Does Daytime TV Cause Dementia?

The thought of lolling about at home watching TV all day may sound appealing, but I would caution you against such a wish.

I recently went from getting up at 5am each day to go and work a 12 hour shift to being retired and having plenty of leisure time on my hands.

What better way to spend a day than having a leisurely breakfast followed by hours of channel surfing through the offerings known as Foxtel?

The pleasure lasted all of one day.

Take heed, if we continue watching Pay TV we are at serious risk of becoming as brain-dead as lab-rats on Morphine.

My research (composed mainly of pressing the remote’s UP channel button repeatedly) shows that the fat controller of television programming considers us all heading for doom and gloom and in dire need of saving.

They want to save us from leaving our funeral costs to our loved ones, so they show us a poor little grandmother smiling sweetly at some obese brat on a backyard swing eating crust-less sandwiches and drinking cordial.

They want to save us from not being able to afford a hip replacement for our poor old arthritic pet dog, so we are beguiled by a poor hobbling pooch sporting a leg cast and whining pathetically.

They implore us to take out income protection insurance to save us from the total embarrassment of not being able to pay our bills on time, against the backdrop of a three-storey home with two luxury cars and a wheelchair in the driveway.

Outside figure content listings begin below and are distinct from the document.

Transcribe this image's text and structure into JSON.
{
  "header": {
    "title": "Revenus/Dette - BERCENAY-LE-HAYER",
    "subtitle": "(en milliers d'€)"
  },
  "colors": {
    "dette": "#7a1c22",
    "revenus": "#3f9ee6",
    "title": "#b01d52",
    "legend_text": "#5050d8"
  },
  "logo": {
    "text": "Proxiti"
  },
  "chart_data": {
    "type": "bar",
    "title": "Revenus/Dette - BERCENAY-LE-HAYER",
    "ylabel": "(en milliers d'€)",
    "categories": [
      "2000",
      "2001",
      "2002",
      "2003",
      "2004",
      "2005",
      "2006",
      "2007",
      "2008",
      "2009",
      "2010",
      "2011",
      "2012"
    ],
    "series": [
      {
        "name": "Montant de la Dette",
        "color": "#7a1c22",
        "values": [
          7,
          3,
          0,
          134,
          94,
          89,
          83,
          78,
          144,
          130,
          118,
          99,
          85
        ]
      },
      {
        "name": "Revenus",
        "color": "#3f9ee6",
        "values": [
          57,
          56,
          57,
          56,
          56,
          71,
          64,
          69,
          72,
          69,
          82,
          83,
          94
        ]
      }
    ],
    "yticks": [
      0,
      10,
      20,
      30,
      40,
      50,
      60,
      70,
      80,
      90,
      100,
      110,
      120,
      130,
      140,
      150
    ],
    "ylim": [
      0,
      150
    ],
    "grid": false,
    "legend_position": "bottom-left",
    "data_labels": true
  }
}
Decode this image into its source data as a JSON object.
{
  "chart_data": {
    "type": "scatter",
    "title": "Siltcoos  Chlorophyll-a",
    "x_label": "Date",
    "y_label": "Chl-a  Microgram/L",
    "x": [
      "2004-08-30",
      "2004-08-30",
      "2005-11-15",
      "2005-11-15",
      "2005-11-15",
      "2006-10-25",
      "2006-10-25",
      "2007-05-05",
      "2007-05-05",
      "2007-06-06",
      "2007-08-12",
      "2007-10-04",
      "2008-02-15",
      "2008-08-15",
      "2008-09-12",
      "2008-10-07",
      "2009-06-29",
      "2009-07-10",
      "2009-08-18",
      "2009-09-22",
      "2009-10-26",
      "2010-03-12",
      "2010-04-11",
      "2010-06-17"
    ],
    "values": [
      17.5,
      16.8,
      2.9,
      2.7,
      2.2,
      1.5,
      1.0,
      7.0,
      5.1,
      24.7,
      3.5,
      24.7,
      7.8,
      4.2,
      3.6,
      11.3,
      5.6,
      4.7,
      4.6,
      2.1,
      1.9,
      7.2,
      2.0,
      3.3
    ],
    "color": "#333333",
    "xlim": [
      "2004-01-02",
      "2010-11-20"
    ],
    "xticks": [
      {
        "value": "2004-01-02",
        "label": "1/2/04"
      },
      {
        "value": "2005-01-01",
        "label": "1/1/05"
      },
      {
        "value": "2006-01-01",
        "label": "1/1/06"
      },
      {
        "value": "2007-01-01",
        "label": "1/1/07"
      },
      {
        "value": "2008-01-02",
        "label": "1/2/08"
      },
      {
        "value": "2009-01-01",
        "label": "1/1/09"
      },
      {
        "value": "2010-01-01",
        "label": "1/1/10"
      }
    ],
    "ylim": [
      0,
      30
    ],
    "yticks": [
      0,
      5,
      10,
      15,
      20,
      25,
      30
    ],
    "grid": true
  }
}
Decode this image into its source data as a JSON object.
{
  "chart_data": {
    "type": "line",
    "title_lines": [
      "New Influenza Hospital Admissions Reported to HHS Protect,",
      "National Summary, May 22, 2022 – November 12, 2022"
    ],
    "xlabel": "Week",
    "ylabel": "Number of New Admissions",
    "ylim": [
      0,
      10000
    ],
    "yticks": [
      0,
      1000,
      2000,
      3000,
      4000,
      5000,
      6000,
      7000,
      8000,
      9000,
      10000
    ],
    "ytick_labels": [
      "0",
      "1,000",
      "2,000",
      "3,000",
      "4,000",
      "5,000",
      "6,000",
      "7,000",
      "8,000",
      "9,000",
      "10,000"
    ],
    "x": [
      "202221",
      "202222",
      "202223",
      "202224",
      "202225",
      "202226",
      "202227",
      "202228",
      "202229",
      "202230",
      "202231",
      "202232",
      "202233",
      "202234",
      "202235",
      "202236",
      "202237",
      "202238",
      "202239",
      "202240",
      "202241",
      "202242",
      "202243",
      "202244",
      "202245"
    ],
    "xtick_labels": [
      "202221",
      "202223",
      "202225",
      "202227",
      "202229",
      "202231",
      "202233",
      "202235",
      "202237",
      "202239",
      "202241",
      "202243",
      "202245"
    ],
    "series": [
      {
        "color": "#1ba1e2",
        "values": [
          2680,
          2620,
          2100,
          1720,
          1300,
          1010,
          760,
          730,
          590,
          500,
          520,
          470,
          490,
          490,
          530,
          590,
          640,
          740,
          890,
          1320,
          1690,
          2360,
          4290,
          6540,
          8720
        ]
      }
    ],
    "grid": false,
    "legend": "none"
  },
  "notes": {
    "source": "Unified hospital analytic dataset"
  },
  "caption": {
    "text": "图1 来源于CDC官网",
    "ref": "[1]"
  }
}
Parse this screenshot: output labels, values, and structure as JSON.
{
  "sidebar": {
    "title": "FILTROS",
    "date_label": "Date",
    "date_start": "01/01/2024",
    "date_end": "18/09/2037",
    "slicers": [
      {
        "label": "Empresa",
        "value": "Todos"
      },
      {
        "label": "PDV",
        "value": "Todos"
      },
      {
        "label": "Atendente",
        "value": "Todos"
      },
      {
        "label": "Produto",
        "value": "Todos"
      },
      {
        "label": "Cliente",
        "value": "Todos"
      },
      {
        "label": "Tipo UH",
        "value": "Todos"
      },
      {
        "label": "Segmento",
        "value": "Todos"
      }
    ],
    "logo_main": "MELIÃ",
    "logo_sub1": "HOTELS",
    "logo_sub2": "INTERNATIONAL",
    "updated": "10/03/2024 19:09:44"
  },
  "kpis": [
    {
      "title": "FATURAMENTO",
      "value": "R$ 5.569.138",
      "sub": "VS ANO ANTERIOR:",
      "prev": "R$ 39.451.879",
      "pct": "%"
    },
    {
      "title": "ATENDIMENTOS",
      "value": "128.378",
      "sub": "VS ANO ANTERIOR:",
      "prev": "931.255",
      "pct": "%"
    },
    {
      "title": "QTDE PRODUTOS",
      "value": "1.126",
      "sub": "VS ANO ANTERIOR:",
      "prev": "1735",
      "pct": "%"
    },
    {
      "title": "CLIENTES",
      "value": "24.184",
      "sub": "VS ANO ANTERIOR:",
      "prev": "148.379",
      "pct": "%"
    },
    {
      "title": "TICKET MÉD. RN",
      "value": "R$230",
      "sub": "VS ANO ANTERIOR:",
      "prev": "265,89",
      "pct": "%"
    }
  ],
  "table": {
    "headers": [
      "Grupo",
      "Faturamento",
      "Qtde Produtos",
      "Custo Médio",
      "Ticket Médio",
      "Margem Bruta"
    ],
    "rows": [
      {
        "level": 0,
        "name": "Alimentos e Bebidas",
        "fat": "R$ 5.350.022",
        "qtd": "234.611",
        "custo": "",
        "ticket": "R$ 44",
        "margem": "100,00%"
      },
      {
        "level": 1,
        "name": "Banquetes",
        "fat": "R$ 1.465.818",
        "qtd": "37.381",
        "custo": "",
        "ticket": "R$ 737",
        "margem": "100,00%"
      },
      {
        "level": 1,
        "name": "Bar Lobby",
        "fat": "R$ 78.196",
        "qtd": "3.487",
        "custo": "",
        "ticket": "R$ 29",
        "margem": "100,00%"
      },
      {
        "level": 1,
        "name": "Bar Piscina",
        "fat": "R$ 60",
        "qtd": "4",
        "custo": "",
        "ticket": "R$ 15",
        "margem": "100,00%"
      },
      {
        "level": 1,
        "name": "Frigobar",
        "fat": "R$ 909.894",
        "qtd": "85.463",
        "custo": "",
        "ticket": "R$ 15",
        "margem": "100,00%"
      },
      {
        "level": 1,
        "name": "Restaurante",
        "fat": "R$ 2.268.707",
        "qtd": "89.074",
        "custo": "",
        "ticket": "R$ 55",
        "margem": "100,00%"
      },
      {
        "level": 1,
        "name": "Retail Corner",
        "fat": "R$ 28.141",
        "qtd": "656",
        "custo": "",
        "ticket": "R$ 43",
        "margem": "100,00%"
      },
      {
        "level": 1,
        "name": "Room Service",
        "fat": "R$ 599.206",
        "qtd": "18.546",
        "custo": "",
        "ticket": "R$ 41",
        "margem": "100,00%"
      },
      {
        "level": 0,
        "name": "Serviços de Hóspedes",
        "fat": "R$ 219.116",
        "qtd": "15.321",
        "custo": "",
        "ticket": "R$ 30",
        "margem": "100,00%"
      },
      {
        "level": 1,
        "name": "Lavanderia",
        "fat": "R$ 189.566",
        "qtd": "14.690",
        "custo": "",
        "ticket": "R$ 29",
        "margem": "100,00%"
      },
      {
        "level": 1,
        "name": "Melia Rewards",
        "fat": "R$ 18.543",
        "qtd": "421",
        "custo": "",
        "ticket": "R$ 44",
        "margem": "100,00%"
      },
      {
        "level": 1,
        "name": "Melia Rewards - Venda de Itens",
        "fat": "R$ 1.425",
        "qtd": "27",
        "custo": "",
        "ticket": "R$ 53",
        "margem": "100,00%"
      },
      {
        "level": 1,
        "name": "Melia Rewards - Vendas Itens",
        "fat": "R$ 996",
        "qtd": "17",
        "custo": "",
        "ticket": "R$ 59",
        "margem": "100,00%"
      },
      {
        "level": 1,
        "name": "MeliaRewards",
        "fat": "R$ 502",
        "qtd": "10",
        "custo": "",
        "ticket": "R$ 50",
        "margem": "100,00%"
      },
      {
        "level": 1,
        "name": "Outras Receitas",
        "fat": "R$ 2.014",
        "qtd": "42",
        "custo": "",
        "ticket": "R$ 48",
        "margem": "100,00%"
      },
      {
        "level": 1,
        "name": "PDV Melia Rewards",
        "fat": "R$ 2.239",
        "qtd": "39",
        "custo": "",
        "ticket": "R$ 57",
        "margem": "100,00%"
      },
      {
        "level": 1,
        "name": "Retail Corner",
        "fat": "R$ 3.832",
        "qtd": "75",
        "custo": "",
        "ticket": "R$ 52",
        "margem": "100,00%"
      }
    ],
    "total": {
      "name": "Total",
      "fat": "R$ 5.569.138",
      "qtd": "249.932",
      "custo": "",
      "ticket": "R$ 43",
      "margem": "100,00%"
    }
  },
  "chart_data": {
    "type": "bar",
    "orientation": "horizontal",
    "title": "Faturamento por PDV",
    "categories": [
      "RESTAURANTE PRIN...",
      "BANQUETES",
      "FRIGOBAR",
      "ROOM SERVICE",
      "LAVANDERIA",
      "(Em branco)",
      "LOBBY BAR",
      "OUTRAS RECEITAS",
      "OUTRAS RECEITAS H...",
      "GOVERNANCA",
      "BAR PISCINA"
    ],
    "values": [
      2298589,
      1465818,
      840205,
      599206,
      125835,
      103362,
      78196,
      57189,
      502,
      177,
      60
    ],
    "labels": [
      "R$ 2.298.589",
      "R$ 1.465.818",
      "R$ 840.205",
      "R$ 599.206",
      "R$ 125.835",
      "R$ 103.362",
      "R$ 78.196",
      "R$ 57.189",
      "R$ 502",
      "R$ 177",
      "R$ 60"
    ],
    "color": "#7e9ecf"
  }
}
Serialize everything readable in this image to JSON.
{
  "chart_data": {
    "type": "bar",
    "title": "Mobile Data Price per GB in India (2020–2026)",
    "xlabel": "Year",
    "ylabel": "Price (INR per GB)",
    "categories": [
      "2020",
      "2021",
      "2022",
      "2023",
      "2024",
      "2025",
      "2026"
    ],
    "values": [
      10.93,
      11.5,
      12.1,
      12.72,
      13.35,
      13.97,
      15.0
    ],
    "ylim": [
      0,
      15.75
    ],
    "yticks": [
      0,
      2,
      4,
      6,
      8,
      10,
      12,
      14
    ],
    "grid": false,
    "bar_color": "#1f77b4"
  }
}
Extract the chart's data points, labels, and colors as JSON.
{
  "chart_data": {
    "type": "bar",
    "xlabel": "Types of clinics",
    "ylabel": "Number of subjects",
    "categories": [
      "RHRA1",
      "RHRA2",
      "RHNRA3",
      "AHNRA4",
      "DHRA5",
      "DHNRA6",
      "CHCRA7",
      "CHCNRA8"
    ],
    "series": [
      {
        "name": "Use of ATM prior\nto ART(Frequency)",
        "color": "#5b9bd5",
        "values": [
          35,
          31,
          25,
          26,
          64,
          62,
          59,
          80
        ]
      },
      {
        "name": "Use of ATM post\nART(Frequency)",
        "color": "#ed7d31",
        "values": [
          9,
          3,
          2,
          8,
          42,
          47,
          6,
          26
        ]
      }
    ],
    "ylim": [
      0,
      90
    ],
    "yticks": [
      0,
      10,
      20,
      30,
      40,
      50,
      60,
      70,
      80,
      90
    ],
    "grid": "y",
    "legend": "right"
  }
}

They urge us to look after our family by having up to $1,000,000 life cover. No forms to sign, no “intrusive” medical examinations to undergo. I suppose the fine print will say “Providing you are a non-smoker and can bring along your great-great-grandmother’s cat in triplicate as proof of existence.

They tell us in no uncertain terms that we are completely stupid if we don’t have our cars covered for hail and bird shit damage, and all this as we watch a stupid real estate saleslady try to protect her company car with an advertising billboard, as cricket-ball sized hailstones come crashing down all around.

And when they’re not telling us how it should be insurance-wise they bang on about how desperately in need we are of a credit card that will give us 1.9% interest for six months before reverting to the standard 21%. Don’t forget, for this month only you’ll receive 200 million frequent flyer points which can be converted into a toaster or kettle of your choice, provided you use them within the first month or ten minutes, whichever comes first.

What they fail to point out is that by the time you can claim the reward points you’ll already be in gaol for defaulting on the $20,000 credit limit you couldn’t afford on your Centrelink pension.

Then there are the weight loss programmes. Ah yes, Geoff and his 6 kee-lows of fat that can be Rapidly lost every day for a year, that amount being comprised mainly of your hard earned cash leaving your pocket at the speed of light because you can’t get out of the contract you accidentally agreed to merely by calling the number on the screen “in the next 15 minutes”.

Or the sanitisers. Yes the sanitisers. Those wonderfully packaged miracles of science that can destroy any microbe imaginable in less time than it takes to wipe your bum. There’s even a battery-powered dispenser so your poo-ridden fingers don’t have to touch the button on the top of the bottle. Why they’d invent a powered version is beyond me; don’t you wash your hands after touching the bottle anyway?

And if you’re not using their power pump pack then you sure as hell need their stick on toilet cleaners. Wouldn’t want to have the bloody neighbours talking about your disgustingly smeared toilet bowl eh? You didn’t invite them around for tea and cakes for that, did you?

Rid your house of cockroaches, fleas and smelly diseased rats. Oh yes, my house is simply overrun with these obnoxious pests, they’re everywhere, running amok all over my furniture, my kitchen benches and my wardrobes. Yes! I certainly need a $3,000 ultrasonic, infrared, electromagnetic, plug-in device easily payable in four-hundred weekly instalments of $99.99. It must work, ‘cos there’s a testimonial from one poor bloke who ordered TWO for his mother-in-law’s place, and she doesn’t have rats in her undies, does she?

I could go on, there’s so much ridicule yet to be done, but for now my brain’s beginning to hurt. My legs are getting wobbly, my eyes are watering and I feel a slight bloating in my guts.

Oh, and I’m pretty sure there’s a sore throat brewing.

Lucky I can soldier on with Codral eh?